I whipped my "chemo-cap" (seen above) off my head and said, "I would like you to shave my head."
The lady stared at my head rather askance. I'm sure I'm the first foreign woman she's ever had to make that request! "I can see your hair looks bad, but why do you want me to shave your head?"
"See this?" I reached up and pulled out a hunk of my hair . . . it didn't hurt to do so. "I have breast cancer and I'm receiving chemotherapy. The drugs are making my hair fall out and it's really a lot of trouble right now."
There were several other people in the shop, one of whom I knew by acquaintance. I smiled at her and chatted a minute with her. There was a bevy of activity and everyone left among cheery goodbyes.
I sat down in the chair and the lady placed a cape around my shoulders. "So, your hair is falling out. Why is that?"
I repeated what I said about chemotherapy and this time, in the absence of other people, she understood what I was saying. She wished me well in my treatments and proceeded to shave my head. She was quick and had a light touch. It took her about five minutes or so and I happily paid her the eight yuan . . . about $1.25 US.

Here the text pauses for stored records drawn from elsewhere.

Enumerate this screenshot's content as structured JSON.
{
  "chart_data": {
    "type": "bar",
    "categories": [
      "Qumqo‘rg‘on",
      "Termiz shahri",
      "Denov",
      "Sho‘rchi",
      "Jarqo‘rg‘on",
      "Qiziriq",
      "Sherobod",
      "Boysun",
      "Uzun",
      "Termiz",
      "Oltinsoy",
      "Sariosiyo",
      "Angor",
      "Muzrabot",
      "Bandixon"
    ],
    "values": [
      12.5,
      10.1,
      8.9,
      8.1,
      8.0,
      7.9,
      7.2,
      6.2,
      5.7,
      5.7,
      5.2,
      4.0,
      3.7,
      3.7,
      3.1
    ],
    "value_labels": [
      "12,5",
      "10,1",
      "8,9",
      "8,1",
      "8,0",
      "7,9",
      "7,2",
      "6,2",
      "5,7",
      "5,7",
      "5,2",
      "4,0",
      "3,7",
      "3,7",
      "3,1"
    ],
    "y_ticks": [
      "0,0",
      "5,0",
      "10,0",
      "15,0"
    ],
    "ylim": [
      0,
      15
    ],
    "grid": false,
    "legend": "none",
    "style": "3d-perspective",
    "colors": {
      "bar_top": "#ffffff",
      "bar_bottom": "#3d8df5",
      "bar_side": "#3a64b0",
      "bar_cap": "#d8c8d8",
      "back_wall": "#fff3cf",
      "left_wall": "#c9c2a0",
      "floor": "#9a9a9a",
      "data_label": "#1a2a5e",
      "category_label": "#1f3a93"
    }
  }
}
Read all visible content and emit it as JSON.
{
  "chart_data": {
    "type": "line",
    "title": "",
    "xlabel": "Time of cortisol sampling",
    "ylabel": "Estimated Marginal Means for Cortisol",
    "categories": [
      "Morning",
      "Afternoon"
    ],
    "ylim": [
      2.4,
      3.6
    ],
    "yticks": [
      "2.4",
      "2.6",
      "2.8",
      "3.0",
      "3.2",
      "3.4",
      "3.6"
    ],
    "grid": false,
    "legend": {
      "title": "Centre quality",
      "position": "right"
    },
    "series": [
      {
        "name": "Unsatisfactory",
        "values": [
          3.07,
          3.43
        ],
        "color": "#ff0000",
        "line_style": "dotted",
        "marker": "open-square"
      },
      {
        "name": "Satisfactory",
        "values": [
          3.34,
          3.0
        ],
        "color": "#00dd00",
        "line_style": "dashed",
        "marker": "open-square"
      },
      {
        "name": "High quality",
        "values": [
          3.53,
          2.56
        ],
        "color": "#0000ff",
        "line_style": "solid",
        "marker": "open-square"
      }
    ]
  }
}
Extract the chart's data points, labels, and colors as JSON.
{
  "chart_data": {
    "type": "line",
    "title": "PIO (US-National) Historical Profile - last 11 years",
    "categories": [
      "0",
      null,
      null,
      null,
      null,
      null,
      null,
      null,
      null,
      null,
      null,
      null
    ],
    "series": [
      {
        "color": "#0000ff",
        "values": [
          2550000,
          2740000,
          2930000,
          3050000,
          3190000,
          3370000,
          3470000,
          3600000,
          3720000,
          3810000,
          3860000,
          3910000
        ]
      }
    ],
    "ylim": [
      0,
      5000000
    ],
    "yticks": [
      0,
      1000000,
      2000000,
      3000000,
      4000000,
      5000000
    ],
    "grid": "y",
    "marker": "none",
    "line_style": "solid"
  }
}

I went home and took a shower to get rid of all the loose hairs. Rachel wanted to touch my head to see how it felt (like sandpaper), but Michael kept his distance from it. It's going to take a bit of time for them to get used to it. Believe it or not, I'll need to "de-fuzz" my head with duct tape in order to get rid of the stubble over the next week or so. The next photo should see me with an absolute "Kojak" look!
In the meantime? People say I look more Chinese than ever! On top of that, I got a decent night's sleep since there were no more hairs to irritate my follicles. No more headache!